Monday, May 16, 2016

A foreign country



Once upon a very long time ago in that foreign country that is called the past when English (and I expect the Scots and the Welsh and Irish were also called "English" then) would play Cowboys and Indians, and Cops and Robbers with no hint of guilt associated with any of those roles (Doctors and Nurses notwithstanding). In those days of Harold Wilson's white heat of the technological revolution and MacMillan's  wind of change blowing through Africa it was a common question to ask any child of primary age "What do you want to be when you grow up?" Well notwithstanding a temporary glitch where I wrote of my ambition to become a rag and bone man in an essay (Steptoe and son was popular at the time) the cliche was that every boy wanted to become an engine driver (this is pre diesel) and every girl wanted to become a nurse (well my mum when she was a little girlie did and she nearly was as well which is another story)

As we got a little bit beyond junior school it was the talk in the family (and pretty much fantasy when you consider the chances of it ever happening) that Marcus would become a doctor because he was interested in nature and biology (to the extent that children brought him road kill to dissect) and I would become an Architect (or Town Planner) because that was my fascination.

The nearest I have ever come to Architect is with my shed and greenhouse building but I did at least achieve some brief influence on the City Plan when phrases that I had originated were adopted during a process of negotiation around objections.

Well be that as it may, Marcus never became a doctor, indeed like me he crashed at the time of taking our A levels and the best he could do at University was a joint honours in geology and biology that he subsequently dropped out of.

By the time I got to Uni, I had also long forgotten my ambitions to become an Architect of Corbusian shining cities even if I was on the Universities building committee dealing with much more mundane concerns such as the infamous white tile problem with Yorke, Rosenburg and Mardall's grand design, and the need to renew the subterranean heating system which was causing endless problems (New York in miniature)

I digress and short cut to the future, that is to say the present.

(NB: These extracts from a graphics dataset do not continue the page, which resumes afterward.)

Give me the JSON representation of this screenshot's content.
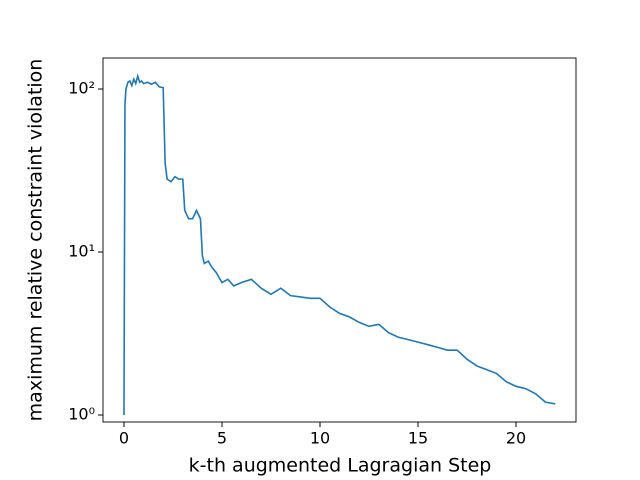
{
  "chart_data": {
    "type": "line",
    "xlabel": "k-th augmented Lagragian Step",
    "ylabel": "maximum relative constraint violation",
    "log_y": true,
    "xlim": [
      -1.07,
      23.06
    ],
    "ylim": [
      0.906,
      155
    ],
    "xticks": [
      0,
      5,
      10,
      15,
      20
    ],
    "yticks": [
      {
        "value": 1,
        "label": "10⁰"
      },
      {
        "value": 10,
        "label": "10¹"
      },
      {
        "value": 100,
        "label": "10²"
      }
    ],
    "series": [
      {
        "color": "#1f77b4",
        "x": [
          0,
          0.05,
          0.1,
          0.2,
          0.3,
          0.4,
          0.5,
          0.6,
          0.7,
          0.8,
          0.9,
          1.0,
          1.2,
          1.4,
          1.6,
          1.8,
          2.0,
          2.1,
          2.2,
          2.4,
          2.6,
          2.8,
          3.0,
          3.1,
          3.3,
          3.5,
          3.7,
          3.9,
          4.0,
          4.1,
          4.3,
          4.5,
          4.7,
          5.0,
          5.3,
          5.6,
          6.0,
          6.5,
          7.0,
          7.5,
          8.0,
          8.5,
          9.0,
          9.5,
          10.0,
          10.5,
          11.0,
          11.5,
          12.0,
          12.5,
          13.0,
          13.5,
          14.0,
          14.5,
          15.0,
          15.5,
          16.0,
          16.5,
          17.0,
          17.5,
          18.0,
          18.5,
          19.0,
          19.5,
          20.0,
          20.5,
          21.0,
          21.5,
          22.0
        ],
        "values": [
          1.0,
          80,
          100,
          110,
          112,
          105,
          115,
          108,
          120,
          110,
          112,
          108,
          110,
          107,
          110,
          103,
          102,
          35,
          28,
          27,
          29,
          28,
          28,
          18,
          16,
          16,
          18,
          16,
          9.5,
          8.5,
          8.8,
          8,
          7.5,
          6.5,
          6.8,
          6.2,
          6.5,
          6.8,
          6.0,
          5.5,
          6.0,
          5.4,
          5.3,
          5.2,
          5.2,
          4.6,
          4.2,
          4.0,
          3.7,
          3.5,
          3.6,
          3.2,
          3.0,
          2.9,
          2.8,
          2.7,
          2.6,
          2.5,
          2.5,
          2.2,
          2.0,
          1.9,
          1.8,
          1.6,
          1.5,
          1.45,
          1.35,
          1.2,
          1.17
        ]
      }
    ]
  }
}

It is ever so funny, that on a day today when my doctor (MD) congratulated me upon becoming a doctor (PhD) I am reminded of all this. Marcus himself doesn’t quite know what to make of it in that he has said to me “but I was the one that was supposed to become the doctor”

I guess in time the novelty will wear off, I will get used to the routine that this is my title now and I have earned it. Perhaps I will even find something useful to do with it, but for now I can still be somewhat incredulous that I got here.